14.11 The Written Ministerial Statement by the Secretary of State for Justice and Lord Chancellor (Jack Straw), addressed to both House and communicated on 16 December 2009 and referred to in the Minister's letter, reads as follows:

"The Government has today decided not to opt-in to the European Commission's proposed Regulation on succession and wills. This means the UK will not be bound by this Regulation.

"Hundreds of thousands of UK citizens live and work in other EU Member States, and millions of others enjoy holidays in the EU. The diversity of rules and systems that apply to succession in different Member States can make for considerable complications where a person owns property across borders. In principle therefore, efforts to simplify and clarify the rules which apply to international successions could produce huge benefits for UK citizens, and the Government is strongly supportive of the project in principle. However, there are potentially significant problems identified with the proposal that the EU Commission has published. These were set out in a public consultation document, copies of which are available in the libraries of both Houses.

"That consultation document highlighted two key problems. The first, and most difficult of those, was 'clawback', which describes a legal mechanism where gifts made during a person's lifetime can be recouped after their death. The introduction of this concept into the UK could create major practical difficulties, particularly for the recipients of such gifts including charities.

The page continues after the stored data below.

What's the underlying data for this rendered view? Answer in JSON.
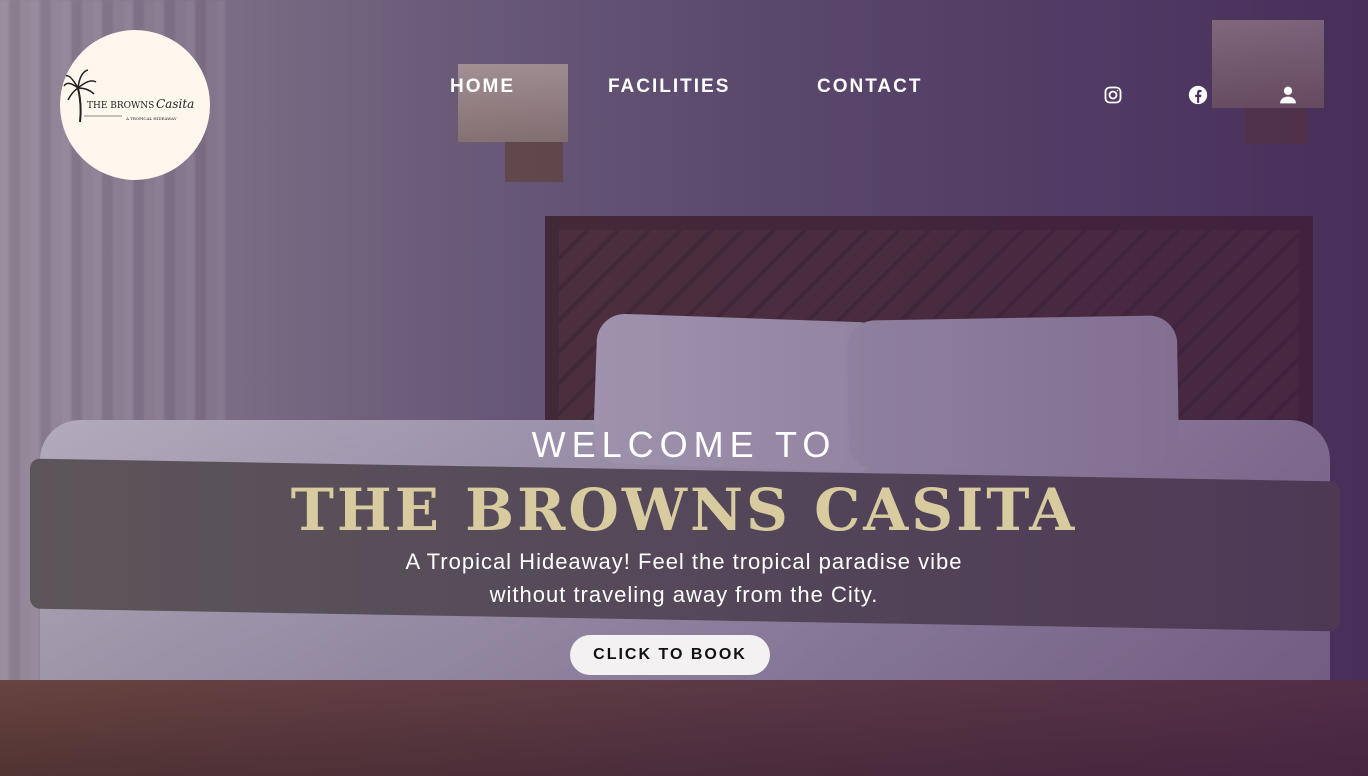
{
  "logo": {
    "brand_main": "THE BROWNS",
    "brand_script": "Casita",
    "tagline": "A TROPICAL HIDEAWAY"
  },
  "nav": {
    "items": [
      {
        "label": "HOME"
      },
      {
        "label": "FACILITIES"
      },
      {
        "label": "CONTACT"
      }
    ]
  },
  "header_icons": [
    "instagram-icon",
    "facebook-icon",
    "user-icon"
  ],
  "hero": {
    "welcome": "WELCOME TO",
    "title": "THE BROWNS CASITA",
    "tagline_line1": "A Tropical Hideaway! Feel the tropical paradise vibe",
    "tagline_line2": "without traveling away from the City.",
    "cta_label": "CLICK TO BOOK"
  },
  "colors": {
    "title_gold": "#d8cba0",
    "overlay_purple": "#3a1950",
    "logo_bg": "#fdf7ee",
    "button_bg": "#f3f1f2"
  }
}
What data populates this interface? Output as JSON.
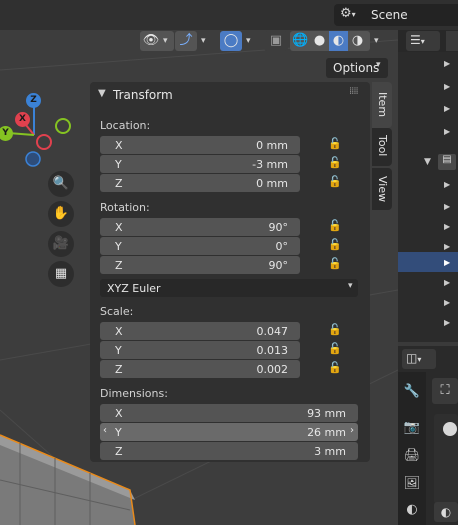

"The second key concern was the proposal's reliance on 'habitual residence' as the sole connecting factor, i.e. the factor of a person's circumstances which determines when the Regulation's other rules apply. Using 'habitual residence' in isolation in this way could mean that the relatives of anyone who lived abroad for a relatively short period of time and then died there would find their estate was subject to a law with which they had no real connection. That could lead to unforeseen and unfair outcomes.

"The Ministry of Justice's recent public consultation confirmed that these issues are widely considered to be of very significant concern. A report of that consultation will be published in due course.

"The Government has concluded that the potential benefits of this proposal are outweighed by the risks and has therefore decided that the best course of action is not to opt in to the proposal and the UK will therefore not be bound by the outcome.

"The Government intends, however, to engage fully with the forthcoming negotiations between Member States on this proposal, with the aim of removing the points which currently cause concern and to deliver further improvements for citizens with links and assets in more than one country. If that can be achieved, the Government could then decide to seek to adopt the final Regulation. That will be considered and consulted upon as appropriate at that time."

Conclusion

14.12 We thank the Minister for his detailed and helpful comments and clarifications. We welcome the Government's decision not to 'opt in' to the measure, at least in its present form. Accordingly, we are content to clear the document on the understanding that any new proposal which may induce the Government to change its mind about UK participation would have to be very substantially revised and thus be deposited for parliamentary scrutiny in any event.